During the afternoon press conference announcing this tunnel, current Amtrak board member and former Port Authority head Anthony Coscia denied a conflict with the 7 extension. “Regardless of whether the 7 extension happens, in order for there to be high-speed rail in the Northeast corridor, Amtrak would still need to build this project,” he said.
According to Frassinelli, Lautenberg, the more vocal critic of Christie’s politicized move to block the ARC Tunnel, has been working with Amtrak since the fall. “New Jersey is facing a transportation crisis,” he said. “Our commuters are fed up with train delays that make them late to work and endless traffic that traps them on our highways when they want to be home with their families. When the ARC tunnel was canceled, it was clear to me that we couldn’t just throw up our hands and wait years to find another solution.”

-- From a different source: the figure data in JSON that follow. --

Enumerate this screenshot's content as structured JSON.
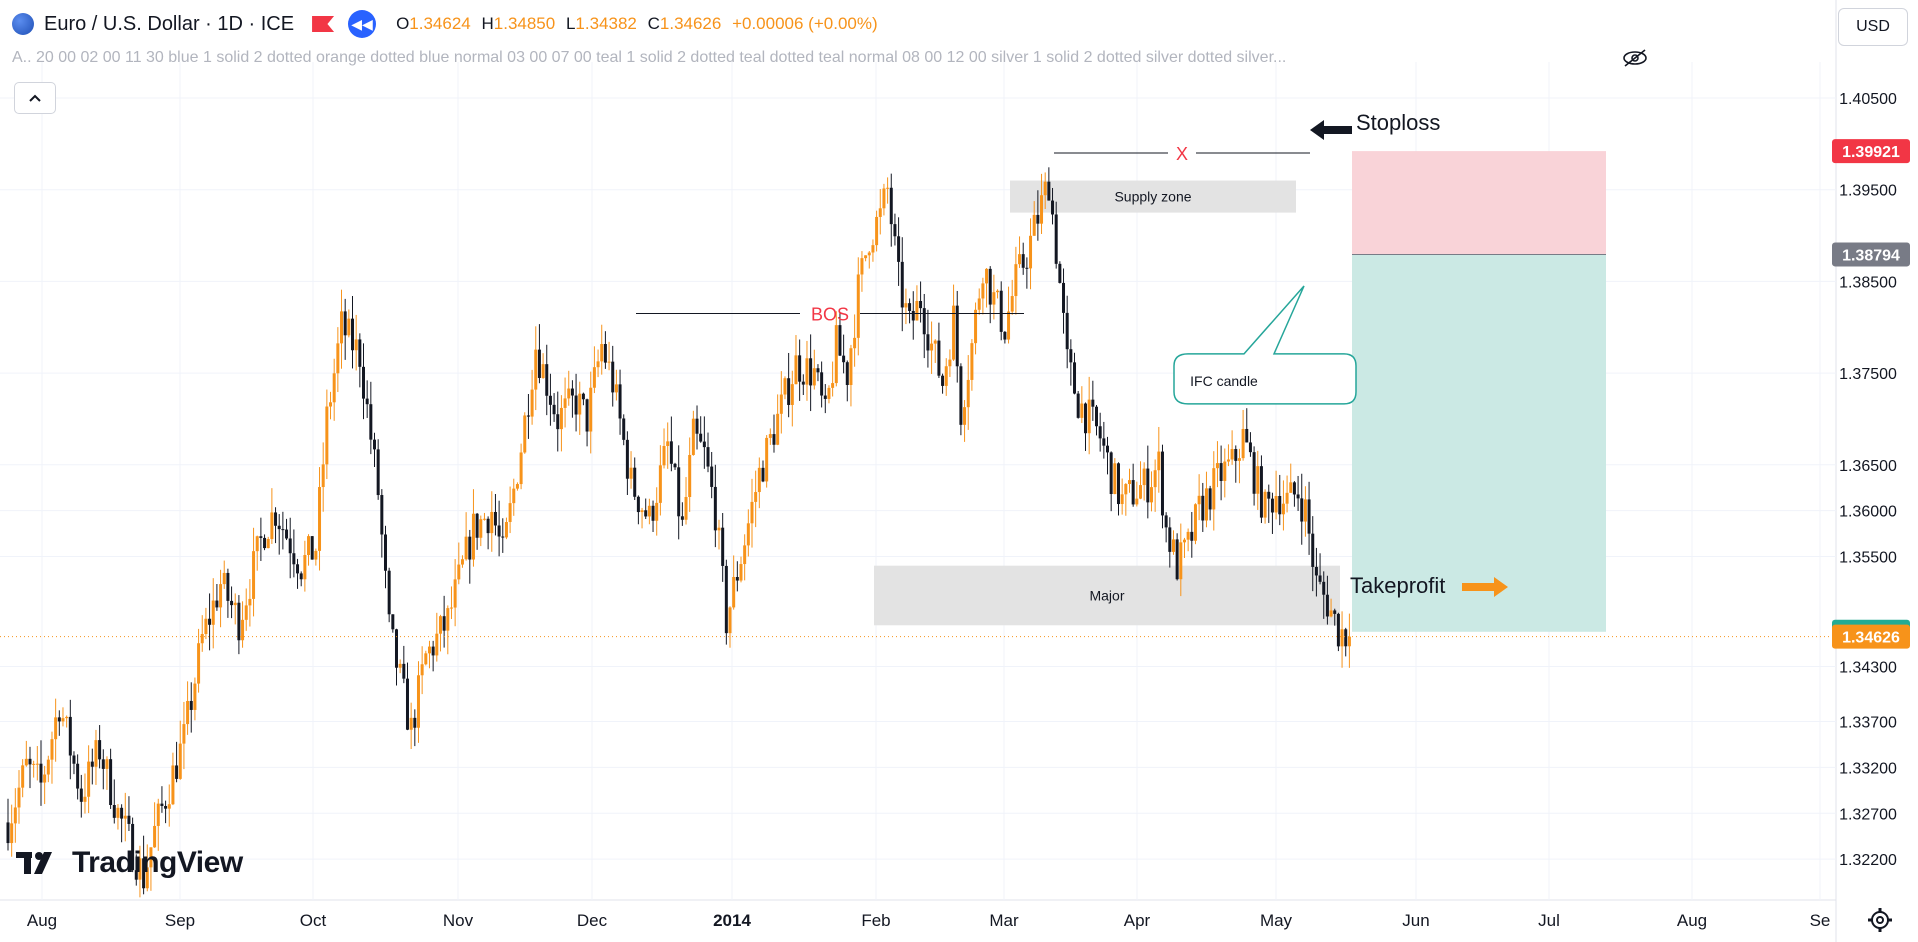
{
  "header": {
    "symbol": "Euro / U.S. Dollar · 1D · ICE",
    "ohlc": [
      {
        "key": "O",
        "value": "1.34624"
      },
      {
        "key": "H",
        "value": "1.34850"
      },
      {
        "key": "L",
        "value": "1.34382"
      },
      {
        "key": "C",
        "value": "1.34626"
      },
      {
        "key": "",
        "value": "+0.00006 (+0.00%)"
      }
    ],
    "indicator_line": "A.. 20 00 02 00 11 30 blue 1 solid 2 dotted orange dotted blue normal 03 00 07 00 teal 1 solid 2 dotted teal dotted teal normal 08 00 12 00 silver 1 solid 2 dotted silver dotted silver...",
    "currency": "USD",
    "logo_text": "TradingView"
  },
  "colors": {
    "up": "#f7931a",
    "down": "#131722",
    "annotation_red": "#f23645",
    "stop_zone": "#f9d3d8",
    "target_zone": "#cbe9e4",
    "zone_gray": "#e3e3e3",
    "teal_label": "#22ab94",
    "gray_label": "#787b86",
    "arrow_orange": "#f7931a",
    "callout_border": "#26a69a"
  },
  "chart_data": {
    "type": "candlestick",
    "symbol": "EURUSD",
    "timeframe": "1D",
    "x_axis": {
      "labels": [
        "Aug",
        "Sep",
        "Oct",
        "Nov",
        "Dec",
        "2014",
        "Feb",
        "Mar",
        "Apr",
        "May",
        "Jun",
        "Jul",
        "Aug",
        "Se"
      ],
      "bold_label": "2014"
    },
    "y_axis": {
      "ticks": [
        "1.40500",
        "1.39500",
        "1.38500",
        "1.37500",
        "1.36500",
        "1.36000",
        "1.35500",
        "1.34300",
        "1.33700",
        "1.33200",
        "1.32700",
        "1.32200"
      ],
      "tick_values": [
        1.405,
        1.395,
        1.385,
        1.375,
        1.365,
        1.36,
        1.355,
        1.343,
        1.337,
        1.332,
        1.327,
        1.322
      ],
      "range": [
        1.3185,
        1.4075
      ]
    },
    "price_labels": [
      {
        "value": "1.39921",
        "color": "#f23645"
      },
      {
        "value": "1.38794",
        "color": "#787b86"
      },
      {
        "value": "1.34679",
        "color": "#22ab94"
      },
      {
        "value": "1.34626",
        "color": "#f7931a"
      }
    ],
    "last_price": 1.34626,
    "close_path": [
      [
        1.326,
        0
      ],
      [
        1.332,
        5
      ],
      [
        1.33,
        9
      ],
      [
        1.339,
        14
      ],
      [
        1.329,
        20
      ],
      [
        1.334,
        25
      ],
      [
        1.327,
        30
      ],
      [
        1.32,
        37
      ],
      [
        1.325,
        40
      ],
      [
        1.33,
        44
      ],
      [
        1.335,
        48
      ],
      [
        1.346,
        53
      ],
      [
        1.352,
        58
      ],
      [
        1.348,
        63
      ],
      [
        1.358,
        70
      ],
      [
        1.36,
        73
      ],
      [
        1.354,
        80
      ],
      [
        1.356,
        84
      ],
      [
        1.37,
        87
      ],
      [
        1.38,
        91
      ],
      [
        1.377,
        96
      ],
      [
        1.362,
        101
      ],
      [
        1.347,
        104
      ],
      [
        1.336,
        110
      ],
      [
        1.344,
        114
      ],
      [
        1.348,
        120
      ],
      [
        1.358,
        127
      ],
      [
        1.36,
        132
      ],
      [
        1.355,
        135
      ],
      [
        1.367,
        140
      ],
      [
        1.378,
        144
      ],
      [
        1.37,
        150
      ],
      [
        1.372,
        155
      ],
      [
        1.37,
        158
      ],
      [
        1.378,
        162
      ],
      [
        1.374,
        165
      ],
      [
        1.363,
        170
      ],
      [
        1.359,
        175
      ],
      [
        1.367,
        180
      ],
      [
        1.358,
        184
      ],
      [
        1.368,
        187
      ],
      [
        1.366,
        190
      ],
      [
        1.36,
        193
      ],
      [
        1.348,
        196
      ],
      [
        1.355,
        200
      ],
      [
        1.364,
        205
      ],
      [
        1.37,
        210
      ],
      [
        1.376,
        215
      ],
      [
        1.375,
        220
      ],
      [
        1.37,
        223
      ],
      [
        1.378,
        226
      ],
      [
        1.375,
        229
      ],
      [
        1.384,
        232
      ],
      [
        1.39,
        235
      ],
      [
        1.392,
        238
      ],
      [
        1.395,
        240
      ],
      [
        1.385,
        243
      ],
      [
        1.38,
        246
      ],
      [
        1.383,
        249
      ],
      [
        1.378,
        252
      ],
      [
        1.374,
        255
      ],
      [
        1.381,
        258
      ],
      [
        1.371,
        260
      ],
      [
        1.378,
        263
      ],
      [
        1.387,
        266
      ],
      [
        1.383,
        269
      ],
      [
        1.38,
        272
      ],
      [
        1.385,
        275
      ],
      [
        1.388,
        278
      ],
      [
        1.392,
        281
      ],
      [
        1.396,
        284
      ],
      [
        1.3847,
        287
      ],
      [
        1.376,
        289
      ],
      [
        1.372,
        292
      ],
      [
        1.37,
        295
      ],
      [
        1.368,
        298
      ],
      [
        1.364,
        301
      ],
      [
        1.361,
        304
      ],
      [
        1.362,
        307
      ],
      [
        1.363,
        311
      ],
      [
        1.365,
        314
      ],
      [
        1.358,
        316
      ],
      [
        1.354,
        319
      ],
      [
        1.356,
        322
      ],
      [
        1.36,
        325
      ],
      [
        1.362,
        328
      ],
      [
        1.364,
        331
      ],
      [
        1.365,
        334
      ],
      [
        1.368,
        337
      ],
      [
        1.364,
        340
      ],
      [
        1.36,
        343
      ],
      [
        1.362,
        346
      ],
      [
        1.361,
        349
      ],
      [
        1.362,
        352
      ],
      [
        1.36,
        354
      ],
      [
        1.352,
        357
      ],
      [
        1.35,
        360
      ],
      [
        1.347,
        363
      ],
      [
        1.3463,
        366
      ]
    ],
    "annotations": [
      {
        "type": "label",
        "text": "BOS",
        "color": "#f23645",
        "price": 1.3815
      },
      {
        "type": "label",
        "text": "X",
        "color": "#f23645",
        "price": 1.399
      },
      {
        "type": "zone",
        "text": "Supply zone",
        "top": 1.396,
        "bottom": 1.3925
      },
      {
        "type": "zone",
        "text": "Major",
        "top": 1.354,
        "bottom": 1.3475
      },
      {
        "type": "callout",
        "text": "IFC candle",
        "price": 1.3747
      },
      {
        "type": "label",
        "text": "Stoploss",
        "price": 1.4023
      },
      {
        "type": "label",
        "text": "Takeprofit",
        "price": 1.3518
      },
      {
        "type": "position",
        "stop": 1.39921,
        "entry": 1.38794,
        "target": 1.34679
      }
    ]
  }
}
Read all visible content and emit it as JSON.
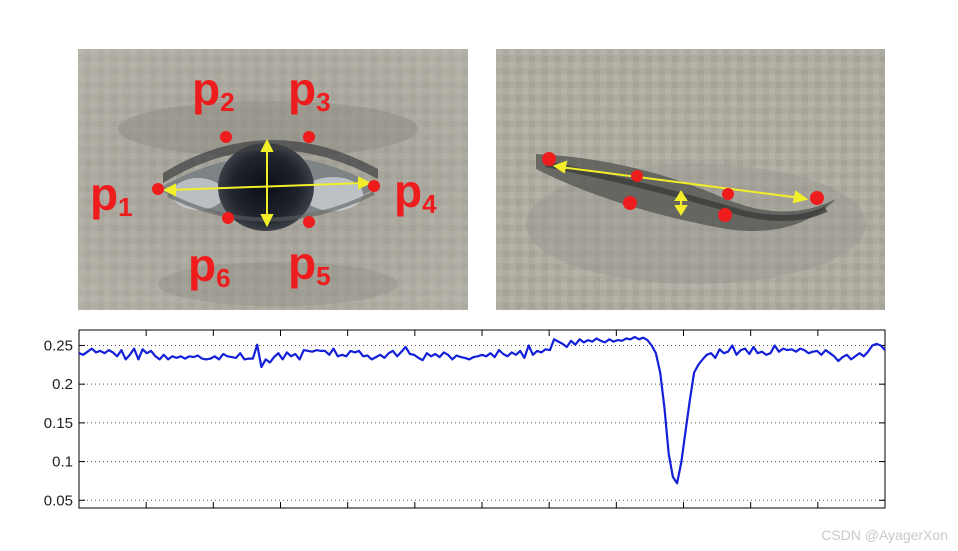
{
  "images": {
    "open_eye": {
      "landmarks": [
        {
          "id": "p1",
          "base": "p",
          "sub": "1"
        },
        {
          "id": "p2",
          "base": "p",
          "sub": "2"
        },
        {
          "id": "p3",
          "base": "p",
          "sub": "3"
        },
        {
          "id": "p4",
          "base": "p",
          "sub": "4"
        },
        {
          "id": "p5",
          "base": "p",
          "sub": "5"
        },
        {
          "id": "p6",
          "base": "p",
          "sub": "6"
        }
      ]
    }
  },
  "colors": {
    "landmark": "#ee1c1c",
    "axis_lines": "#f2ee2a",
    "series": "#1420d8"
  },
  "chart_data": {
    "type": "line",
    "title": "",
    "xlabel": "",
    "ylabel": "",
    "ylim": [
      0.04,
      0.27
    ],
    "yticks": [
      "0.05",
      "0.1",
      "0.15",
      "0.2",
      "0.25"
    ],
    "yticks_values": [
      0.05,
      0.1,
      0.15,
      0.2,
      0.25
    ],
    "xtick_count": 12,
    "grid": "horizontal dotted",
    "series": [
      {
        "color": "#1420d8",
        "values": [
          0.24,
          0.238,
          0.242,
          0.246,
          0.241,
          0.243,
          0.24,
          0.244,
          0.241,
          0.236,
          0.244,
          0.232,
          0.238,
          0.246,
          0.232,
          0.245,
          0.24,
          0.243,
          0.236,
          0.232,
          0.238,
          0.232,
          0.236,
          0.234,
          0.236,
          0.233,
          0.236,
          0.235,
          0.237,
          0.233,
          0.232,
          0.233,
          0.236,
          0.232,
          0.239,
          0.236,
          0.235,
          0.234,
          0.24,
          0.232,
          0.233,
          0.233,
          0.251,
          0.222,
          0.232,
          0.228,
          0.235,
          0.24,
          0.232,
          0.241,
          0.236,
          0.239,
          0.232,
          0.244,
          0.243,
          0.242,
          0.244,
          0.243,
          0.243,
          0.238,
          0.246,
          0.236,
          0.238,
          0.236,
          0.243,
          0.241,
          0.243,
          0.236,
          0.237,
          0.232,
          0.235,
          0.238,
          0.234,
          0.24,
          0.243,
          0.236,
          0.242,
          0.248,
          0.239,
          0.238,
          0.234,
          0.231,
          0.24,
          0.236,
          0.239,
          0.235,
          0.241,
          0.238,
          0.232,
          0.237,
          0.235,
          0.234,
          0.232,
          0.235,
          0.236,
          0.238,
          0.236,
          0.24,
          0.235,
          0.244,
          0.239,
          0.236,
          0.241,
          0.238,
          0.243,
          0.234,
          0.25,
          0.238,
          0.243,
          0.241,
          0.245,
          0.244,
          0.258,
          0.255,
          0.252,
          0.248,
          0.256,
          0.251,
          0.258,
          0.254,
          0.257,
          0.255,
          0.259,
          0.256,
          0.254,
          0.258,
          0.255,
          0.257,
          0.256,
          0.259,
          0.258,
          0.261,
          0.258,
          0.26,
          0.257,
          0.25,
          0.24,
          0.215,
          0.17,
          0.11,
          0.08,
          0.072,
          0.1,
          0.14,
          0.18,
          0.215,
          0.225,
          0.232,
          0.238,
          0.24,
          0.234,
          0.245,
          0.24,
          0.242,
          0.25,
          0.238,
          0.244,
          0.246,
          0.239,
          0.248,
          0.24,
          0.242,
          0.238,
          0.24,
          0.25,
          0.242,
          0.246,
          0.244,
          0.245,
          0.242,
          0.246,
          0.244,
          0.24,
          0.242,
          0.243,
          0.238,
          0.244,
          0.24,
          0.236,
          0.23,
          0.235,
          0.238,
          0.232,
          0.236,
          0.24,
          0.236,
          0.242,
          0.25,
          0.252,
          0.25,
          0.244
        ]
      }
    ]
  },
  "watermark": {
    "text": "CSDN @AyagerXon"
  }
}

By turning away from state-based solutions and relying instead upon a federal rail provider who would ideally use a mix of infrastructure dollars and private investment for this project, Lautenberg can effectively cut Christie out from the bulk of the decision-making. Although New Jersey and New York will likely be asked to add some money to the pot via New Jersey Transit and the Port Authority, if Amtrak takes the lead, it — and not New Jersey’s reticent governor — will be in charge of securing the finances and arranging construction.
Right now, as O’Grady notes, the parties have yet to figure out financing and haven’t set construction plans. Amtrak is requesting $50 million this week for an engineering study and hopes to rely on work previously completed for ARC. Even as questions remain, though, rail proponents who have recognized the cross-Hudson congestion are thrilled that Gateway is on the table even if it is ten years away.
“This is not ARC,” Martin Robins, director of Rutgers’ Voorhes Transportation Center, said to The Star-Ledger. “In some respects, it is a lesser project. But it is still a very significant project. There will be benefits that will reverberate throughout New Jersey. This can be a wonderful alternative.”